Pada 5 April 2025, komite Fatwa dan Yurisprundensi IUMS mengeluarkan fatwa lanjutan terkait kewajiban seluruh umat Islam untuk Jihad memerangi Israel. Mereka (IUMS) menganggap perang Israel di Gaza dianggap sebagai pembersihan sistematis. Lalu mendesak seluruh negara-negara (mayoritas Islam) dan negara Arab seperti Lebanon, Yordania dan Mesir untuk bersatu membuat aliansi negara-negara Islam untuk bergerak dalam semangat jihad tersebut.
Yang harus kita pahami, fatwa jihad ke Gaza yang dikeluarkan oleh IUMS sebetulnya “rapuh” dan cenderung pada kemudharatannya dibanding kemaslahatannya. Sebab, ada sisi gelap dari fatwa tersebut yang akan dimanfaatkan sebagai “tipu-daya” propaganda terorisme Foreign Terrorist Fighter (FTF). Fatwa jihad ke Gaza itu akan diperalat oleh kaum radikal-teroris sebagai legitimasi untuk mengajak umat Islam agar hijrah untuk berjihad mengatasnamakan solidaritas Palestina.
Dalam konteks lain, fatwa jihad berperang ke Gaza yang dikeluarkan oleh IUMS ini bukan sebagai fatwa yang mewakili seluruh umat Islam. Sebab, ada lembaga fatwa di beberapa negara yang justru mengkritik, tidak sepakat dan bahkan menolak fatwa tersebut. Seperti lembaga fatwa Mesir (Dar al-Ifta) misalnya. Kecaman lembaga fatwa Mesir ini tak lepas dari tinjauan maslahat-mudharatnya fatwa tersebut, karena sangat berpotensi membawa kekacauan.

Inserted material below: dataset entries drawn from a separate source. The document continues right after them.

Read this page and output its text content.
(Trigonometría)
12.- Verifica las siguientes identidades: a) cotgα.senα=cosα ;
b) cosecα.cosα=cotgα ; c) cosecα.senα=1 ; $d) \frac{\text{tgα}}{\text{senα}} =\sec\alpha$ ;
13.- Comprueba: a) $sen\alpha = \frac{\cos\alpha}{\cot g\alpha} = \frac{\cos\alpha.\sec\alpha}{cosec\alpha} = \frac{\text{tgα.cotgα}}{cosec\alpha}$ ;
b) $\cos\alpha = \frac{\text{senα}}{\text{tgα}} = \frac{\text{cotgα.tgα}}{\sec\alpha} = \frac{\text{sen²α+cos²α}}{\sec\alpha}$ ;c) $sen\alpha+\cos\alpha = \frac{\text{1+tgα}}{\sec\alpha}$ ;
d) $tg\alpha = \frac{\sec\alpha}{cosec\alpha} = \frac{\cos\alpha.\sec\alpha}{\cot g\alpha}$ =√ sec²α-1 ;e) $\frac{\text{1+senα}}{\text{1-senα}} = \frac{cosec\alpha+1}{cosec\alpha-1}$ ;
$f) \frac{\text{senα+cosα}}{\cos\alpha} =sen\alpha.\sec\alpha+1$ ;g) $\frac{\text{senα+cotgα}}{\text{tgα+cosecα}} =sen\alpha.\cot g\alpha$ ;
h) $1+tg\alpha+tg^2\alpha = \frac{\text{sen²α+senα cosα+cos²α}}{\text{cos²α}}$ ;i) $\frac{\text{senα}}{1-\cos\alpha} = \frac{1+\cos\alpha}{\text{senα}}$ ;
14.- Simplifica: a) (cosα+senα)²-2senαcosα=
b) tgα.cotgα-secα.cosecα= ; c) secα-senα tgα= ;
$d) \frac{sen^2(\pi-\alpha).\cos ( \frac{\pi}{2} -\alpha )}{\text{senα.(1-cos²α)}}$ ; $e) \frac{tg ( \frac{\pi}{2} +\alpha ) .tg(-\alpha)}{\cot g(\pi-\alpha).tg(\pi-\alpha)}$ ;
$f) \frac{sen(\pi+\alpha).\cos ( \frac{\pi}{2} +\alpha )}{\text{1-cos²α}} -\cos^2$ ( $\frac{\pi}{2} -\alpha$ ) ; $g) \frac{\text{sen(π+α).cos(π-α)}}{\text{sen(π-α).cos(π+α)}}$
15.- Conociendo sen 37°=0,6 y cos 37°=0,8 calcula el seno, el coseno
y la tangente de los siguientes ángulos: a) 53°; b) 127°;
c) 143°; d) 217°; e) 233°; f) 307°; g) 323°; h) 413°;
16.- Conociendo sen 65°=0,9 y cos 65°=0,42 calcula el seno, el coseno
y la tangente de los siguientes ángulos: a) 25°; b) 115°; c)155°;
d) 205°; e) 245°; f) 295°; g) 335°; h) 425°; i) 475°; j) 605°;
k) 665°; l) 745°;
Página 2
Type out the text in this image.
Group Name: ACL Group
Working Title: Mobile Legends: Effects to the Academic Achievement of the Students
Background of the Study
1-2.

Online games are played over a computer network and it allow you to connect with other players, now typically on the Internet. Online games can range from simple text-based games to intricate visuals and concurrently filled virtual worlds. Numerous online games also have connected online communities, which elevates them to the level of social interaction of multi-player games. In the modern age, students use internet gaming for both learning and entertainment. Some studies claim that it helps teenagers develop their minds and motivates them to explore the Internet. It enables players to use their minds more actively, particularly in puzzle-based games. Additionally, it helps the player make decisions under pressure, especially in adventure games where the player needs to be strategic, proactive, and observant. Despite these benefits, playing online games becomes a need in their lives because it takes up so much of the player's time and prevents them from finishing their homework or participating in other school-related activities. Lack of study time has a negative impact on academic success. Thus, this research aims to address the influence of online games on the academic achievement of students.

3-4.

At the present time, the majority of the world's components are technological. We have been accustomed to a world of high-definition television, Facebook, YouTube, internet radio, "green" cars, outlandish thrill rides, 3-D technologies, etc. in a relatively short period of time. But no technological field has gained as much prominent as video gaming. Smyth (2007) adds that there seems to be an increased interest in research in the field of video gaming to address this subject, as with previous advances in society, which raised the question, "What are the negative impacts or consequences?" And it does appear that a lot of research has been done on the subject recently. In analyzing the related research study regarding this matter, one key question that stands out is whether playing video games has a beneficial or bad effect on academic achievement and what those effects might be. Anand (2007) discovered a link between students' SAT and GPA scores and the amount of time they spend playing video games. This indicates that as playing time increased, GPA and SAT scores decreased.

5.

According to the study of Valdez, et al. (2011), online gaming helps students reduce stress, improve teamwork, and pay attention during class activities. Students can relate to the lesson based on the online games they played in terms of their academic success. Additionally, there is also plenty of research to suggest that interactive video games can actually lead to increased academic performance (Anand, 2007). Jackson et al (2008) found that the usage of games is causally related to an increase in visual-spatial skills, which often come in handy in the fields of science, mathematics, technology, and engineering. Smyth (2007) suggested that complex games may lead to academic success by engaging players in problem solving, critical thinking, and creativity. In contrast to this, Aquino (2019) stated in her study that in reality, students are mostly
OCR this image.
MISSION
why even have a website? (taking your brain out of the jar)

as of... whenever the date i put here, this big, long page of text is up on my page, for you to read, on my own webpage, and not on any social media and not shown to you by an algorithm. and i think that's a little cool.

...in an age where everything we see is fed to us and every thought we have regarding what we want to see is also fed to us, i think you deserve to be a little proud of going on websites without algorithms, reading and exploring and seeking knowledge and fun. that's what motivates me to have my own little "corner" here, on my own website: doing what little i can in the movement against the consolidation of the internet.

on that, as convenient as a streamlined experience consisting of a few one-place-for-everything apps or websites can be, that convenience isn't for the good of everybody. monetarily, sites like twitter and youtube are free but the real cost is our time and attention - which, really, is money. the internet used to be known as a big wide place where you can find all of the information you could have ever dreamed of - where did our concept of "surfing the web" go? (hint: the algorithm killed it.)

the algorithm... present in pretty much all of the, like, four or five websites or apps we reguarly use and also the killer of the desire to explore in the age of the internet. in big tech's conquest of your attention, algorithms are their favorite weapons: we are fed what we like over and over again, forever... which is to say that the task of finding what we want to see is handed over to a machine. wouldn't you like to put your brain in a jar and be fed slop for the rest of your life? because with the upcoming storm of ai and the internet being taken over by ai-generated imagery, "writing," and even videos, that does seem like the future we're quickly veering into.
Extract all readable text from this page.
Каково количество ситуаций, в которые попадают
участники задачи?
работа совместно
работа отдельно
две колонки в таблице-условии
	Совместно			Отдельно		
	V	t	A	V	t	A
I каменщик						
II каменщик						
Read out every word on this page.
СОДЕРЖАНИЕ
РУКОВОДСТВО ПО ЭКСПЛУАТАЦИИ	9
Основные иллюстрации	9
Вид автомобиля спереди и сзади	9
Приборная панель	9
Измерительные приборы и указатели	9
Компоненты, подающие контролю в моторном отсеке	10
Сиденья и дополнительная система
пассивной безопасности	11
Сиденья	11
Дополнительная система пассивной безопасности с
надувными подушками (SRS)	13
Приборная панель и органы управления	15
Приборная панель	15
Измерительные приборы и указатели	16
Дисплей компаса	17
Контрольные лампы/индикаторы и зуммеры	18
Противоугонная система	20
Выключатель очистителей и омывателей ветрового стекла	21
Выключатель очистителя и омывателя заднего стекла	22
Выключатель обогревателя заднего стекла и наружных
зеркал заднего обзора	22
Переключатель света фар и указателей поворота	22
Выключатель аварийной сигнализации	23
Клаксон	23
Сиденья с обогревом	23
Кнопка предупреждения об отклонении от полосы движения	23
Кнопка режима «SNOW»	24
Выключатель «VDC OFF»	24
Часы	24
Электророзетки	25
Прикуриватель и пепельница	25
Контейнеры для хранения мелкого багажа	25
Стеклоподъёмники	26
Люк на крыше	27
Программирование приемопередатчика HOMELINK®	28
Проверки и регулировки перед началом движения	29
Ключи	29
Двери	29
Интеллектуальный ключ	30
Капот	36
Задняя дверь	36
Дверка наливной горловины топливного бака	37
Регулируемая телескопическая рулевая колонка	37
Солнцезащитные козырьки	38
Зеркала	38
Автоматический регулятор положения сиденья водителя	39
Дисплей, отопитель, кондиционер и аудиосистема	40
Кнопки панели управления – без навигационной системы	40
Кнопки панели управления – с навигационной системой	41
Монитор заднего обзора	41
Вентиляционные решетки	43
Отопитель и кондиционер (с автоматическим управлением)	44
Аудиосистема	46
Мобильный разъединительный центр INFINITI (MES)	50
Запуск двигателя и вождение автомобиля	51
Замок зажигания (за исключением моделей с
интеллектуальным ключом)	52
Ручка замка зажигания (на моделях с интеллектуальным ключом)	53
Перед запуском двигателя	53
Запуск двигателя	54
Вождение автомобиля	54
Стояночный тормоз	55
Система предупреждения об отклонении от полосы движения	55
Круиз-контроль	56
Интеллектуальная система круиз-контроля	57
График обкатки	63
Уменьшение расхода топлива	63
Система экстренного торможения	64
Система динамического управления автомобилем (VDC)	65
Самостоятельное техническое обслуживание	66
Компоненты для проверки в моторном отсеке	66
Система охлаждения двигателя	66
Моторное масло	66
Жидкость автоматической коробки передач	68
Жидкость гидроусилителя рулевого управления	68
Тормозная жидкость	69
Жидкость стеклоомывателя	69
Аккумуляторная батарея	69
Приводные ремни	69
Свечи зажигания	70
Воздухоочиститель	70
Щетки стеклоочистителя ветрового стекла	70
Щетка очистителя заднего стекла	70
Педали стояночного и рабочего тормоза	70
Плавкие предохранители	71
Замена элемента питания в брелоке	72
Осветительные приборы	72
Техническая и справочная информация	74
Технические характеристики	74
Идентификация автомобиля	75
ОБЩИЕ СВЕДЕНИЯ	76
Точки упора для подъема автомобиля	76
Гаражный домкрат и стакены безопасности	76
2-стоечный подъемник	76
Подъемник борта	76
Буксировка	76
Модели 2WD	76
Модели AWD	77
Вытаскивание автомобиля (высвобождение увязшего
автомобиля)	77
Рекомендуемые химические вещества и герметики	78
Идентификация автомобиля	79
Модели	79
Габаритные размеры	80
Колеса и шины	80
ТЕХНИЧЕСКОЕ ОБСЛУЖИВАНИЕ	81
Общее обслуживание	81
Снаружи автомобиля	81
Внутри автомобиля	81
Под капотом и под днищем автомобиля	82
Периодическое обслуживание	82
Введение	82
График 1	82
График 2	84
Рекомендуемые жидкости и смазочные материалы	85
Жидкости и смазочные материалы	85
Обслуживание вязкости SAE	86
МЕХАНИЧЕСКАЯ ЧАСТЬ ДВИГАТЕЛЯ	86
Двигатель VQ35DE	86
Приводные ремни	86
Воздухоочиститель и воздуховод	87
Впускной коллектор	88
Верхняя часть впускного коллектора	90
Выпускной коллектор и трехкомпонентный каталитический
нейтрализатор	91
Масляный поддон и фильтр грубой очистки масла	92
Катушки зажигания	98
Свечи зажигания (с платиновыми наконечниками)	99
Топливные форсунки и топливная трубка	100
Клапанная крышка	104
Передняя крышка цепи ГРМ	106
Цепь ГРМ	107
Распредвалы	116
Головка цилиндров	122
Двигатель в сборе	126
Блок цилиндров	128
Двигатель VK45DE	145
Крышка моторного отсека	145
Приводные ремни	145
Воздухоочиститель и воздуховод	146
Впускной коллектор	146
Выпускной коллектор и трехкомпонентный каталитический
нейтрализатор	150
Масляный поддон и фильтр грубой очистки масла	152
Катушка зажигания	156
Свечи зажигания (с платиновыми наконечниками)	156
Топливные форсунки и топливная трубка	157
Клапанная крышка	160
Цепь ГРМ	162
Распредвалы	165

Seperti dalam pernyataan lembaga fatwa Mesir. Bahwa, deklarasi jihad itu pada dasarnya harus dideklarasikan oleh suatu negara yang sah, bukan justru hanya dideklarasikan oleh kelompok tertentu. Karena, hanya negara dan pemerintah yang sah yang berhak dan memiliki otoritas serta legitimasi secara syar’i dalam mengeluarkan sebuah fatwa.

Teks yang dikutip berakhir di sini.